Coal’s share of total electricity generation in the South declined over the past decade, from 50% in 2006 to 29% in 2016. As the use of coal has declined, the use of natural gas has increased. In 2016, southern states used natural gas for 42% of their electricity generation, a bigger share than the U.S. average of 34%.
The mix of fuels used to generate electricity varies among southern states, but the overall mix is dominated by natural gas and coal. At the state level, natural gas made up as much as 89% of in-state electricity generation in Delaware to as little as 2% in West Virginia.
Competition between the fuels for electricity generation has resulted in U.S. net generation of electricity from natural gas surpassing coal for the first time in 2016. For the South as a whole, natural gas surpassed coal for electricity generation in 2012, 2015, and 2016.
Within the South, the share of natural gas used for electric generation in the West South Central census division—which includes Arkansas, Louisiana, Oklahoma, and Texas—has been larger than the share of coal for more than a decade. In the East South Central division, which includes Alabama, Kentucky, Mississippi, and Tennessee, coal-fired electricity generation remains higher than natural gas-fired generation, although the difference has narrowed. In the South Atlantic division, which includes West Virginia, Maryland, and Delaware and extends along the Atlantic Ocean to Florida, natural gas first surpassed coal used for electricity generation in 2015.
Most Southern states that use coal for the largest share of their electricity generation are part of the Northern or Central Appalachian basins, two of five major coal mining regions in the United States. West Virginia and Kentucky are among the top five coal mining states, and both states use coal for most of their electricity generation—94% and 83%, respectively. Tennessee, Arkansas, and Maryland also used more coal (37%–39%) than the national average of 30% in 2016.
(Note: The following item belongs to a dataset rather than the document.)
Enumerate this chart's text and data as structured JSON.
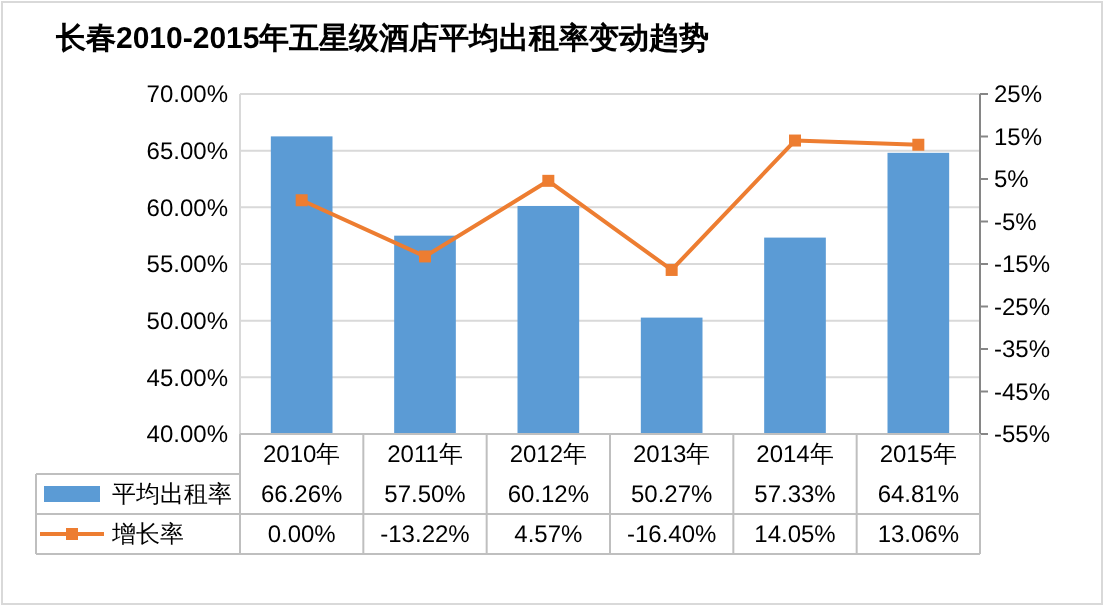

More coal-fired generating units were retired in the South between 2006 and 2016 than units fueled by any other fuel type, with 20.8 gigawatts (GW) of capacity taken offline during that period. Although 9.6 GW of coal capacity was added between 2007 and 2013, no coal units have been installed since 2013. New installed capacity in the region came primarily from natural gas and wind, with an additional 47.0 GW and 25.6 GW installed, respectively, between 2006 and 2017.
Wind additions in the South have been concentrated in Texas and Oklahoma, which ranked first and third nationally for total installed wind capacity as of September 2017. Texas and Oklahoma are in a region with some of the country’s best wind resources.
The South is home to both the newest nuclear power generator (Watts Bar Unit 2 in Tennessee) and the only new nuclear plant still under construction (the Vogtle plant in Georgia). Earlier this year, construction of the V.C. Summer nuclear power plant in South Carolina was canceled.